しかも、顎に親指をあてて、全身を舐めるように見てくる。
「俺は芝咲コウが好きなんです。日本人美しいランキング総選挙でもしたら、間違いなく1位でしょうね。多濡奇さんは、まあ。顔立ちは悪くないと思います。くりくりとしたつぶらな瞳とか、小さな丸顔とか、整っているけれど高いってほどでもない鼻とか。原宿系なファンシー感がありますよね。それこそ頑張れば10代後半、ナチュラルに20代前半、外人から見たら10代後半と言える透明な空気感がある。これは裏を返すと、30代の色気が欠落してます。まあ、ロリばばあとして萌え属性はあるかもしれませんが、ロリアピールをするには、無駄に乳が大きい。これは駄目です。論理的な破たんです。つまり、多濡奇さんは、まったくキャラが立ってない。俺の好みでは全くない」
……この酷評の間、わたしは泣くか、または彼の隣を殴るかしたかったけれど、耐えた。
「なんか、ごめんね。萌えポイントとか、なくて」
我ながら、声が何かをこじらせているのが、分かる。
「いいえ。全然です。でも、ですね。多濡奇さん。貴方は最強ですから。俺を殺せるくらいに。だからそこら辺のモブキャラみたいな卑屈な態度は、似合わないんです。つまり、ですね」
黒サングラスのまま、彼は言葉を一度切って、口元に微笑みを浮かべてくれた。
「最強の貴方には、堂々としていてほしい。そのためなら、俺は何でもします」
「……なんで、も」
「はい」
「なら、お願い」
わたしは、何故か恐る恐る、小指を彼に差し出した。
「え」
「指切り、げんまん」
「指切るくらいじゃ、俺はすぐ回復しますけどね」
頬がむくれる。九虚君は冗談ですと言って笑って、指切りをくれた。
……それから、トランクケースを持ってきて、これ俺の漫画の初版ですと言って、漫画を一冊渡してくれた。
表紙は例のゴンザレス、だった。
「初版、第一冊です。貸しますから。案件終わったら返してください」
「あ、九虚、君、あの、ね?」
思わず慌てふためく。
「はい?」
「あたし、人からもの借りるのって物凄く苦手なの。すぐ返したくなるの。昔ね。アルバム貸してくれた友達が返す前に死んじゃって」
九虚君は、狙い通り、とでもいった感じで、口元に笑いを浮かべた。綺麗に長い眉が、少し自慢げに上がる。

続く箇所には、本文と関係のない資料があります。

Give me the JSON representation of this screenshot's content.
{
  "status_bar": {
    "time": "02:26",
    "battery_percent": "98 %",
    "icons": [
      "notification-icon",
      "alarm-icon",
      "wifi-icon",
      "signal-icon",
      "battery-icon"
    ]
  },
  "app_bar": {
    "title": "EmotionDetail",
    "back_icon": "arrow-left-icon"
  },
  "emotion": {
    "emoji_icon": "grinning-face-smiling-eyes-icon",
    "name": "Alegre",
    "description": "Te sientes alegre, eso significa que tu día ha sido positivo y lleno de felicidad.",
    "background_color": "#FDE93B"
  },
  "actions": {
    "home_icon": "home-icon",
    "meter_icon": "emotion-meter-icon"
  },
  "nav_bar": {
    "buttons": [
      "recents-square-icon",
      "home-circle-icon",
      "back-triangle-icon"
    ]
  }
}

「それくらいがいいんですよ。早く終わらせたい、成功させて生き延びて、俺に返したい。そういう、がつがつしたものが無いと。諦め9割の舐めプレイより、全然生き残れます。多濡奇さん」
「はい」
「この漫画は俺のフラグです」
「え、あたし、それじゃ死ぬ」
「打ち破ってください。俺のフラグ。というか、フラグなんかですね。打ち破るためにあるんですよ。と、この案件で落ち込んでから、開き直ることにしました」
「あ、それ、良いと思う」
少し考えて、わたしは言葉を加える。
「……それに あたしもそう思う」
……こういう会話の後で、出発時間が迫ってきた。
まずわたしが先に、ファーストクラスの受付に赴く。
添乗員のとっても綺麗なお姉さんに連行されながら、何度も何度も、九虚君を振り返ってしまった。
そのたびに、彼はガッツポーズを取ってくれた。
本当に初めと大違いの、熱い子だ。
いや、子供扱いはちょっとダメか。
だって、ね。
その後、ニューヨークに向かう航空機の中で、イヤホンを耳にさして淫崩のCDを聴きながら、漫画のページをめくりつつ、わたしはとても、後悔したのだ。
……指切りではなく。
ハグしてもらえば、良かった。
案件に関わる男性に、尻軽になりたいという欲求は、膣がひりつくような切迫感があったけれど。
わたしが九虚君にハグされたい、と思った感情は、これとは全く違っていて、……どう言えばいいのだろうか?
わたしの体内ではどうやら、彼との間に、感情の卵が出来ていたらしい。
それは色んな出来事を通じてゆっくりと温められて、一生懸命に励ましてくれる彼の前で、殻が、割れたのだ。
そしてそれは、泉のように溢れている。
今でも温かいけれど少し胸に切なく、溢れている。
そして、はたと気づく。
わたしは九虚君の事が男性として好きなのだ。
だれかを好きになることが恋というのなら、これは、この感情は。
わたしの生れて初めての、恋なのだと。